Survey: Alternative medicine is widespread among people with MS
A new survey of more than 1,000 people with multiple sclerosis finds that an overwhelming majority use complementary and alternative medicine, with many using cannabis.
Researchers at Oregon Health & Science University conducted the survey of people in Oregon and Southwest Washington in 2018. The results were published recently in the journal Multiple Sclerosis and Related Disorders.

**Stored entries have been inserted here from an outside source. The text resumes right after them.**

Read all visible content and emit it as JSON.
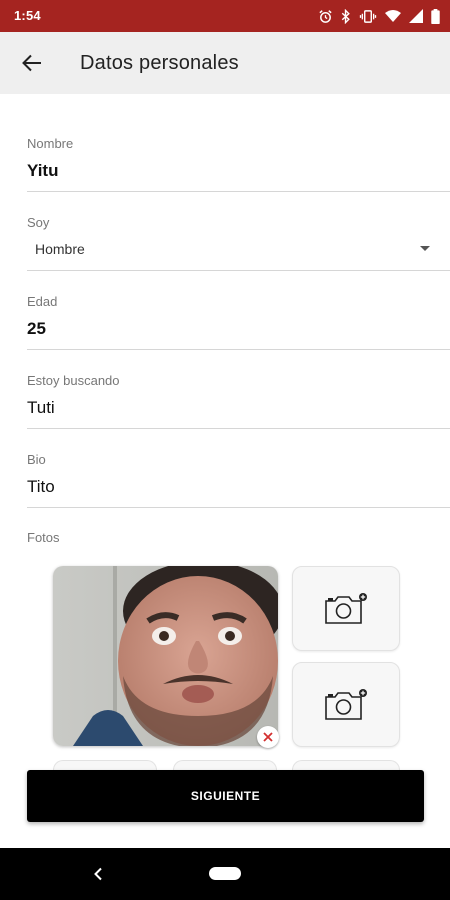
{
  "status_bar": {
    "time": "1:54",
    "icons": [
      "alarm-icon",
      "bluetooth-icon",
      "vibrate-icon",
      "wifi-icon",
      "signal-icon",
      "battery-icon"
    ],
    "color": "#a52420"
  },
  "app_bar": {
    "title": "Datos personales",
    "back_icon": "arrow-left-icon"
  },
  "form": {
    "nombre": {
      "label": "Nombre",
      "value": "Yitu"
    },
    "soy": {
      "label": "Soy",
      "selected": "Hombre"
    },
    "edad": {
      "label": "Edad",
      "value": "25"
    },
    "estoy_buscando": {
      "label": "Estoy buscando",
      "value": "Tuti"
    },
    "bio": {
      "label": "Bio",
      "value": "Tito"
    }
  },
  "photos": {
    "label": "Fotos",
    "main_photo": "selfie-photo",
    "remove_icon": "close-icon",
    "empty_slot_icon": "camera-add-icon",
    "remove_color": "#d32f2f"
  },
  "actions": {
    "next_label": "SIGUIENTE"
  },
  "nav_bar": {
    "back_icon": "nav-back-icon",
    "home_icon": "nav-home-pill"
  }
}
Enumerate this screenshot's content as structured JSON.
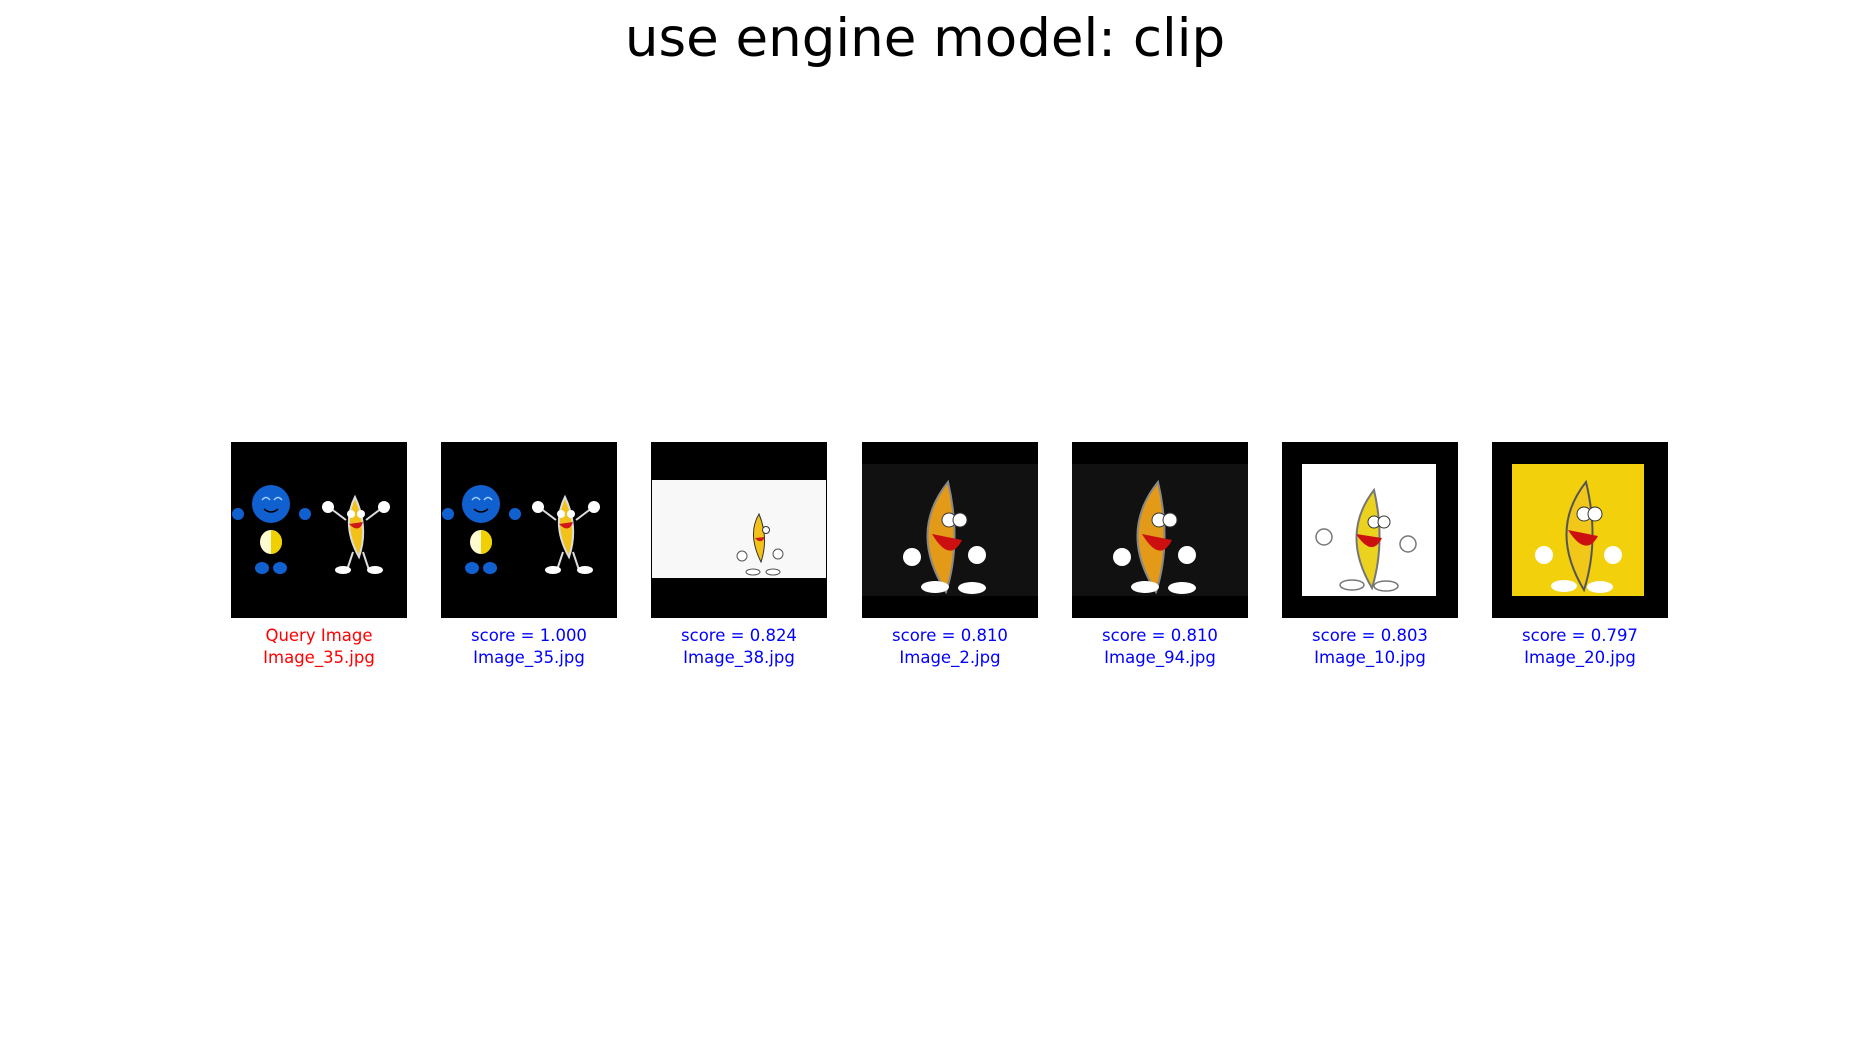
{
  "title": "use engine model: clip",
  "colors": {
    "query_caption": "#ff0000",
    "result_caption": "#0000ff"
  },
  "query": {
    "label": "Query Image",
    "file": "Image_35.jpg",
    "thumbnail": "blue-smiley-and-banana-dancing-icon"
  },
  "results": [
    {
      "score": "score = 1.000",
      "file": "Image_35.jpg",
      "thumbnail": "blue-smiley-and-banana-dancing-icon"
    },
    {
      "score": "score = 0.824",
      "file": "Image_38.jpg",
      "thumbnail": "small-dancing-banana-white-background-icon"
    },
    {
      "score": "score = 0.810",
      "file": "Image_2.jpg",
      "thumbnail": "dancing-banana-dark-background-icon"
    },
    {
      "score": "score = 0.810",
      "file": "Image_94.jpg",
      "thumbnail": "dancing-banana-dark-background-icon"
    },
    {
      "score": "score = 0.803",
      "file": "Image_10.jpg",
      "thumbnail": "dancing-banana-white-background-icon"
    },
    {
      "score": "score = 0.797",
      "file": "Image_20.jpg",
      "thumbnail": "dancing-banana-yellow-background-icon"
    }
  ]
}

The survey found that patients are nine times more likely to talk with their neurologist about the use of alternative therapies than patients in a similar survey conducted in 2001, a sign of broader societal acceptance of treatments beyond conventional medications. In the years since the first survey, several conventional medications have become available to manage MS-related disease activity.
Even so, patients appear to be more inclined to use alternatives such as dietary supplements, despite limited evidence of their effectiveness.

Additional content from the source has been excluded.